On-the-Road Tips for Safe Travel in Snow

ANYWHERE IT'S SNOWING -- Driving on area roadways in the kind of weather we're looking at could be difficult -- and lead to unexpected dangers.

A mechanical failure, for example, could leave you stranded -- and help could take a while to reach you. News 11's Shelley Brown found some tips on what you should have in your car -- just in case you have a winter emergency on the road.

You never know when you're going to run into an emergency. Experts say it's better to be prepared, especially if you're traveling long distances. Besides a car tune-up, experts say you'll want to have a full tank of gas and keep a survival kit, including a blanket, in the trunk before you start up your car and hit the road in wintry conditions.

You may want to stock up your trunk with emergency supplies, experts say.

"I think a lot of people should have a little bit of food. Something that's non-perishable. Granola bars, trail mix, things like that," said Mark Hetrick, assistant manager at The Andersons.

In addition to food, Hetrick says it's a good idea to have an auto safety kit "just-in case."

A 92-piece safety kit has a flashlight, rope, road hazard indicator, tools to change a tire and jumper cables. If you're on your own with a dead battery, jumper cables won't help. But a portable "jump start" will.

"It's a combination of a very bright light and an actual 12-volt power station with jumper cable. It's like having the other car with its battery there for you," Hetrick said.

Also, a de-icer spray and scraper all in one can come in handy. And stocking up on de-icer windshield washer fluid is a good idea, too.

An extender snow shovel -- small enough for any trunk -- is also a good idea. And salt. Or even better, cat litter. Experts say it's a nice alternative that gives you an instant grip in snow or ice.

The idea behind all of this is: Be prepared.

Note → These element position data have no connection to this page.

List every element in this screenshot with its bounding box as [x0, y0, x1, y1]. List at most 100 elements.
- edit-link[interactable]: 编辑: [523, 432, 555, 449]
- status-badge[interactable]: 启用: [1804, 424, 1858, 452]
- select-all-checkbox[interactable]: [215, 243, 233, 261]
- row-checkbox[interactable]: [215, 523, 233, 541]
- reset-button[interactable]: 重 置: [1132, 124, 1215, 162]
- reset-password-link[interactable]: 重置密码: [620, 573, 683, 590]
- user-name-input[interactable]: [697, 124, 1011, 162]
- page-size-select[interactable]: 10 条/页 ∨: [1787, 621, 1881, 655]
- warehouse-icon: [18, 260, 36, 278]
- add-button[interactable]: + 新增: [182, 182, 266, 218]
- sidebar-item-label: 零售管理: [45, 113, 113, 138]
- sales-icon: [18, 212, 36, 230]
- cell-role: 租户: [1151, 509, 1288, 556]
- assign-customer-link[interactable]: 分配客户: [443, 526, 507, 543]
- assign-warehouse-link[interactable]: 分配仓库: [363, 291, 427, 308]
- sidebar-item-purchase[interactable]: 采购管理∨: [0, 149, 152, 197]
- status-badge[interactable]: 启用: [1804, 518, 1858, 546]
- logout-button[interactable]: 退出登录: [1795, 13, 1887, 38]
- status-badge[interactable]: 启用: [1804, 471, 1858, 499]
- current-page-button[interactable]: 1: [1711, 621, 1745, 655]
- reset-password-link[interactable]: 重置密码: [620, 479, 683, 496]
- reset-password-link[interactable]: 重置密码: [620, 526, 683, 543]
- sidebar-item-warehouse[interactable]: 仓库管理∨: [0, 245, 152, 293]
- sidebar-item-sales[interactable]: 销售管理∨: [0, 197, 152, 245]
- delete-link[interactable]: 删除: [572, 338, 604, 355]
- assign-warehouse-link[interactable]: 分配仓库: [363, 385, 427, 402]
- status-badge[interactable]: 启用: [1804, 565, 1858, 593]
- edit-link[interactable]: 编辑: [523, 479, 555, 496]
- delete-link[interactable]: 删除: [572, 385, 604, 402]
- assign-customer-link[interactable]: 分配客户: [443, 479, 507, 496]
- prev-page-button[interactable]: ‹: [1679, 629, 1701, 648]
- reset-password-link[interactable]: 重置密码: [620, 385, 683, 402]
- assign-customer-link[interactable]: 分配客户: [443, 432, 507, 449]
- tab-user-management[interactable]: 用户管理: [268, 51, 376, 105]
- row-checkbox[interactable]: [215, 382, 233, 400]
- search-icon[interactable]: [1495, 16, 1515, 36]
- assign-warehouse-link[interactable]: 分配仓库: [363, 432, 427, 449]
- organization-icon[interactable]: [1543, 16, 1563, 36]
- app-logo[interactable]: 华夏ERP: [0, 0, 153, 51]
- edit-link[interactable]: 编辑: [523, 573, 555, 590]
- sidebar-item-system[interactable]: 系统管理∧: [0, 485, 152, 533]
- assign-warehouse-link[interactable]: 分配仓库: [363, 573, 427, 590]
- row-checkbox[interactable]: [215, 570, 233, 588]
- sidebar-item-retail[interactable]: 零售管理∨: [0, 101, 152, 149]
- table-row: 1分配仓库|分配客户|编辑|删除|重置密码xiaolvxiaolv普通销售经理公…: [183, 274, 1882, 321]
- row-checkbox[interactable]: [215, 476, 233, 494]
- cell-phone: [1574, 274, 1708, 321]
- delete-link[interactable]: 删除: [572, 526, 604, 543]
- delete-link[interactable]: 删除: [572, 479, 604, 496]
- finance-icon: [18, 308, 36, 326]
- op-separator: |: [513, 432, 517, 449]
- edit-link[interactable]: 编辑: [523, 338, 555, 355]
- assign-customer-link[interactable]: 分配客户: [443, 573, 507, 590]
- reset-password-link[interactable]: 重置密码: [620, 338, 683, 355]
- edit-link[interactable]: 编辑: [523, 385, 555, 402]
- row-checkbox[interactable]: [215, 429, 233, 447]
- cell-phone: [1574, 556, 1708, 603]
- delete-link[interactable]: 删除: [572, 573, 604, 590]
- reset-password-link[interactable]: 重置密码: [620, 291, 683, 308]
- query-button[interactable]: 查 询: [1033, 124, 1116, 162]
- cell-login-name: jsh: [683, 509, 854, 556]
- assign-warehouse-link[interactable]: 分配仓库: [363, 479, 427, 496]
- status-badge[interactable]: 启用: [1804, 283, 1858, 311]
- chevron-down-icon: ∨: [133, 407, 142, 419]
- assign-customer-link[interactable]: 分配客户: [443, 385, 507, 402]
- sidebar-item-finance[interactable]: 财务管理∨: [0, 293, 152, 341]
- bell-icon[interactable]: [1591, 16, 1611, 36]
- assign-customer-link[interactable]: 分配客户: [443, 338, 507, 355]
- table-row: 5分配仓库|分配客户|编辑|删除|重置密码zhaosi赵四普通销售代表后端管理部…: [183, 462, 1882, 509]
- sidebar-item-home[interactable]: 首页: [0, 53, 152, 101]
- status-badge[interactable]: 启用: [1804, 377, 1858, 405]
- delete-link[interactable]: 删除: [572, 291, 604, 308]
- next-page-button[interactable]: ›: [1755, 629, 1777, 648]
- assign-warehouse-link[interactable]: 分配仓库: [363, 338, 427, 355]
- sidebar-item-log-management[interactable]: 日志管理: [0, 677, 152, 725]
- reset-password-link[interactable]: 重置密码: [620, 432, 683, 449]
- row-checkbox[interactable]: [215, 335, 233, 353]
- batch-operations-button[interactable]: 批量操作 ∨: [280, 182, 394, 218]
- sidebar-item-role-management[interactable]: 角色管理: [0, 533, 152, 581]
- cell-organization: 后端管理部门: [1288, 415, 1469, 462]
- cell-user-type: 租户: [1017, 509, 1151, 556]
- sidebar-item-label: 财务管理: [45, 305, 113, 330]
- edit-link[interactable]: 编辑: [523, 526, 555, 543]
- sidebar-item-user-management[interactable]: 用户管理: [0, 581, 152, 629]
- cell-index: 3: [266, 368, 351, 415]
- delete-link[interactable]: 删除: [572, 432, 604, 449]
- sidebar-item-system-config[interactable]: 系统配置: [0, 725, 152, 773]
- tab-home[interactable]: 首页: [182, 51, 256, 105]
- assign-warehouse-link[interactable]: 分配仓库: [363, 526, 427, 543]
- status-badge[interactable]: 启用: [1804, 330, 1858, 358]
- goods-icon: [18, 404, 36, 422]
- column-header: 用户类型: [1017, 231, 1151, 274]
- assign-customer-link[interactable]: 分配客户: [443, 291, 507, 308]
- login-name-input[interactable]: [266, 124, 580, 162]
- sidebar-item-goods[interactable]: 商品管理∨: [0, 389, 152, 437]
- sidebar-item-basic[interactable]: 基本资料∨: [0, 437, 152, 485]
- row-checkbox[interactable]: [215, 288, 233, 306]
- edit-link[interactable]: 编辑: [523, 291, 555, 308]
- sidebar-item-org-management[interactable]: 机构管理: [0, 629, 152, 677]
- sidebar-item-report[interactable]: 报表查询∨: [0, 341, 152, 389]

Here's a list of phone numbers and links you can use when winter weather strikes:

Preparing for Safe Winter Travel:

Extreme Cold Safety Guide from the Centers for Disease Control
Cold Weather Fact Sheet from the American Red Cross
Staying Safe in Cold Weather from the American Red Cross
Winter Storms: The Silent Killers from the NOAA

Road Conditions:

Ohio             1-888-264-7623
Michigan       1-800-381-8477
ODOT Transportation System Snow Information
ODOT District 2 Headquarters

Snow Emergency Levels:

According to Ohio Attorney General Opinion 86-023, the Sheriff of a county may declare a snow emergency and temporarily close county and township roads within his jurisdiction for the preservation of the public peace.

Sheriffs in Ohio have established the following guidelines:

  • LEVEL 1: Roadways are hazardous with blowing and drifting snow. Roads are also icy. Drive very cautiously.
  • LEVEL 2: Roadways are hazardous with blowing and drifting snow. Only those who feel it is necessary to drive should be out on the roadways. Contact your employer to see if you should report to work.
  • LEVEL 3: All roadways are closed to non-emergency personnel. No one should be out during these conditions unless it is absolutely necessary to travel. All employees should contact their employer to see if they should report to work. Those traveling on the roadways may subject themselves to arrest.

County sheriffs also have the ability to close all roads in the county, which includes any city road in their jurisdiction.